Gender-lens projects coming out of Washington, D.C. these days are rare, but here’s a great one. The National Endowment for the Humanities has just awarded the American Film Institute a $350,000 grant toward a study on gender parity in the history of American film. The funds support a survey of the roles of women in the over 100 years of American movies that are in the database in the AFI Catalog of Feature Films. The collection has amassed over 500,000 listed credits on all these productions.
The database is complete for the years 1893-1993 and is abbreviated for films released after 1993. It covers all Hollywood films and independent works that made theatrical release. My own single entry is here.

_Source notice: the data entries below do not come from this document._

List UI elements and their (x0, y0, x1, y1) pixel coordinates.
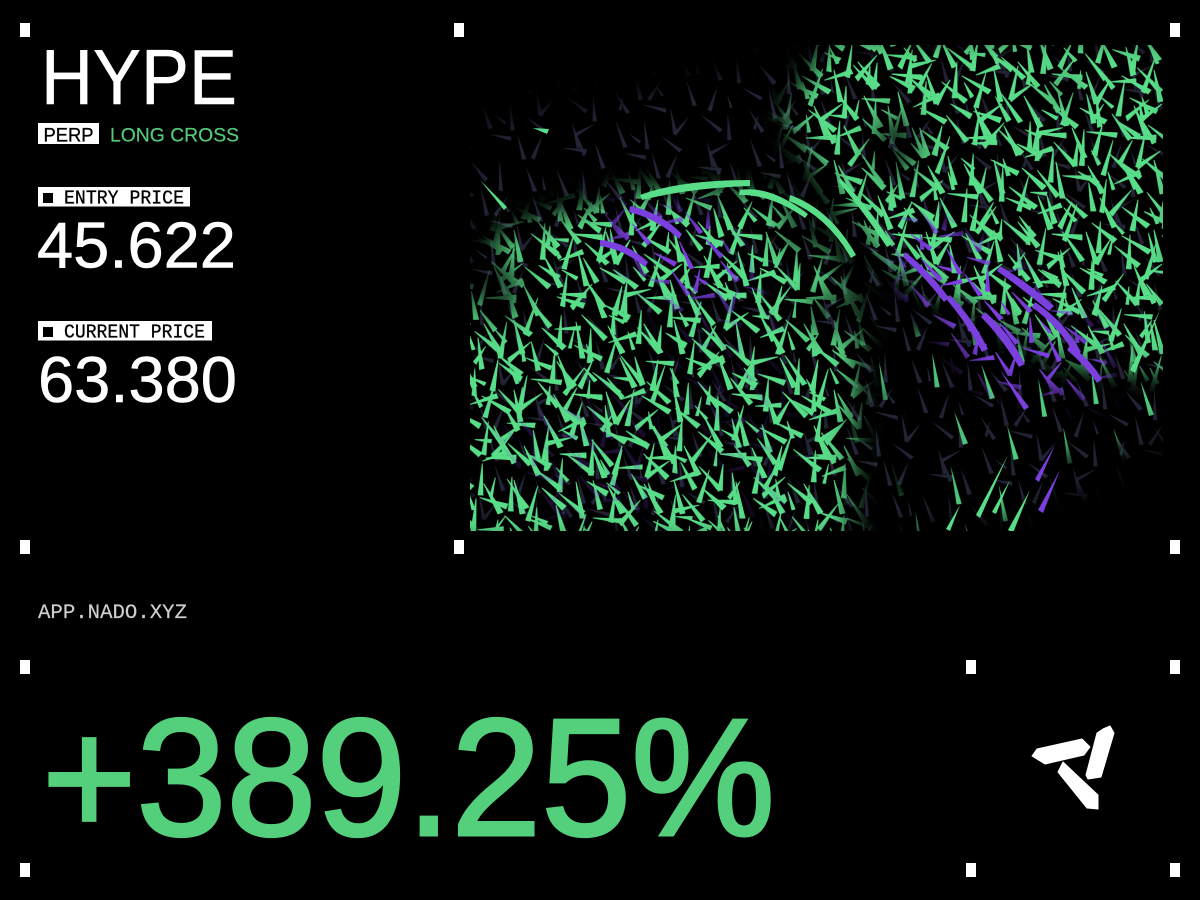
green particle layers (470, 45, 1163, 531)
value: entry price: 45.622 (37, 208, 236, 282)
sparse lower-right spikes (840, 312, 1154, 531)
link: APP.NADO.XYZ: APP.NADO.XYZ (38, 602, 187, 625)
streak accents (480, 128, 1160, 533)
title: HYPE: HYPE (41, 33, 237, 121)
corner mark set: top panel (20, 23, 1180, 554)
particle field (470, 45, 1163, 533)
label: ENTRY PRICE: ENTRY PRICE (64, 188, 184, 210)
label: CURRENT PRICE: CURRENT PRICE (64, 322, 205, 344)
tag: PERP: PERP (44, 124, 94, 146)
corner mark set: bottom panel (20, 660, 1180, 877)
icon: logo (1032, 726, 1114, 809)
headline: percent gain: +389.25% (42, 685, 775, 871)
value: current price: 63.380 (38, 343, 237, 416)
label: LONG CROSS: LONG CROSS (110, 124, 239, 146)
dim particle layer (470, 45, 1163, 531)
purple particle layer (488, 190, 1128, 528)
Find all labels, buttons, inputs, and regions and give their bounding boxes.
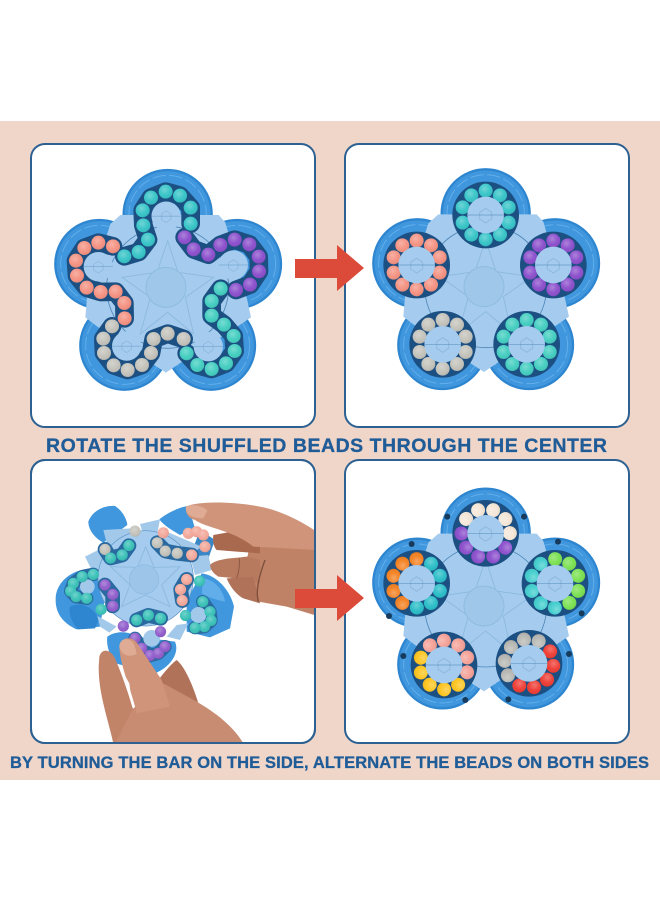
lower hand <box>99 638 243 743</box>
panel: shuffled beads <box>31 144 315 427</box>
right hand <box>186 503 317 616</box>
toy with single-colour rings <box>373 169 599 389</box>
lower right ring: gray and red <box>486 620 572 707</box>
gray beads <box>96 319 191 377</box>
lobe screw holes <box>386 514 585 703</box>
arrow: top row <box>295 245 364 291</box>
toy blue side pieces <box>56 506 234 673</box>
teal beads <box>117 185 198 263</box>
purple beads <box>178 230 266 297</box>
panel: hands turning the side bar <box>31 460 317 743</box>
panel: two-colour finished rings <box>345 460 629 743</box>
toy with two-colour rings <box>373 489 599 708</box>
arrow: bottom row <box>295 575 364 621</box>
pink beads <box>69 236 132 325</box>
peach background band <box>0 121 660 780</box>
toy beads <box>99 526 183 559</box>
toy center body <box>98 531 193 626</box>
left ring: orange and teal <box>378 545 456 622</box>
top ring: pearl and purple <box>447 494 524 572</box>
photo of toy held in hands <box>56 503 317 743</box>
toy light side pieces <box>85 519 212 640</box>
panel outline over photo <box>31 460 315 743</box>
toy bead channels <box>105 543 192 620</box>
toy with beads spread across the center <box>55 170 281 390</box>
heading: turning the bar: BY TURNING THE BAR ON THE SIDE, ALTERNATE THE BEADS ON BOTH SIDES <box>10 754 649 772</box>
side lobe bead channels <box>71 574 211 656</box>
right ring: green and teal <box>516 545 594 622</box>
panel: beads sorted into rings <box>345 144 629 427</box>
lower left ring: pink and yellow <box>401 622 487 708</box>
heading: rotate the beads: ROTATE THE SHUFFLED BEADS THROUGH THE CENTER <box>46 435 607 457</box>
green-teal beads <box>180 282 242 376</box>
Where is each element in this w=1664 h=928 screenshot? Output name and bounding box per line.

In the earliest era of filmmaking women held many more roles and wielded much more power in the creation of films and their story lines. Anita Loos’ autobiography, A GIRL LIKE I, talks about her being the very first scriptwriter ever hired. These were the days when the industry was nascent and it was still growing into the powerful force it is today. This initiative will bring out those numbers identifying the roles women did have, and compare them to ensuing decades. I am going to make an educated guess – the worst decades for all women’s work in film were the 1950s, 1960s and 1970s.
The project, known as the “Women They Talk About” initiative, is based on a male directed film by Lloyd Bacon, an early talkie, now lost. The team within the AFI Catalog of Feature Films will be delving into the extensive database for credits of women. The manager of the Catalog, Sarah Blankfort Clothier has declared, “This essential project will bring forgotten female film pioneers into the cultural vernacular, and secure their contributions in the canon of American cinema.”
As in so many fields, the re-writing of the canon is critical. Think of the U.S. space program as revealed by HIDDEN FIGURES. Shedding light on the real numbers and actions of women is vital. The newly released film directed by Pamela Green, BE NATURAL, about the true inventor of narrative cinema, Alice Guy-Blachė, is screening across the US now. In a truly remarkable, breakthrough video book, see how academic Alexandra Hildago in Cámara Retórica shows and discusses Blachė, especially in “Chapter Two: The Principles of Feminist Filmmaking” (view the opening minute and a half but stay to watch the whole 28 minutes.)
Hopefully the “Women They Talk About” study will have the necessary impact like the analysis that Linda Nochlin presented in her 1970 essay “Why Have There been No Great Women Artists” about the visual arts, where she revealed that women exhibited at the Salons in the 1880s in far greater numbers than they were showing in museums in the 1970s, and, in some cases, even today. Sadly, progress for women in very slow, too slow. A 2018 survey of 18 major museums unveiled that only 13% of their permanent collections are of women’s works. Only 15% of the collections are created by people of color. Do these institutions get federal dollars? Maybe they are not in compliance with Title IX?
The American Film Insitute has a long history of supporting women filmmakers. In 1974 they initiated The Directing Workshop for Women. I watched it evolve, because two years earlier at Women Make Movies, in 1972 we had started a film teaching workshop for women in the Chelsea neighborhood of Manhattan. The AFI program for many years underscored that women directors were less than 10% of the active filmmakers in Hollywood. The unfortunate reality is that is still true now 45 years later. Despite some 300 women that have gone through the program whose personal careers have benefited, it has made no dent in the culture of studio decisions of who directs. As one who has worked to broaden this picture now fifty years, I see affecting public policy as the key and critical step to make lasting change.
The AFI began in 1965 as a Presidential mandate under Lyndon Johnson to establish film as essential to American identity. Today its mission is to preserve the heritage of the motion picture, to honor the artists and their work and to educate the next generation of storytellers. The “Women They Talk About” project is still seeking funds to augment the NEH grant.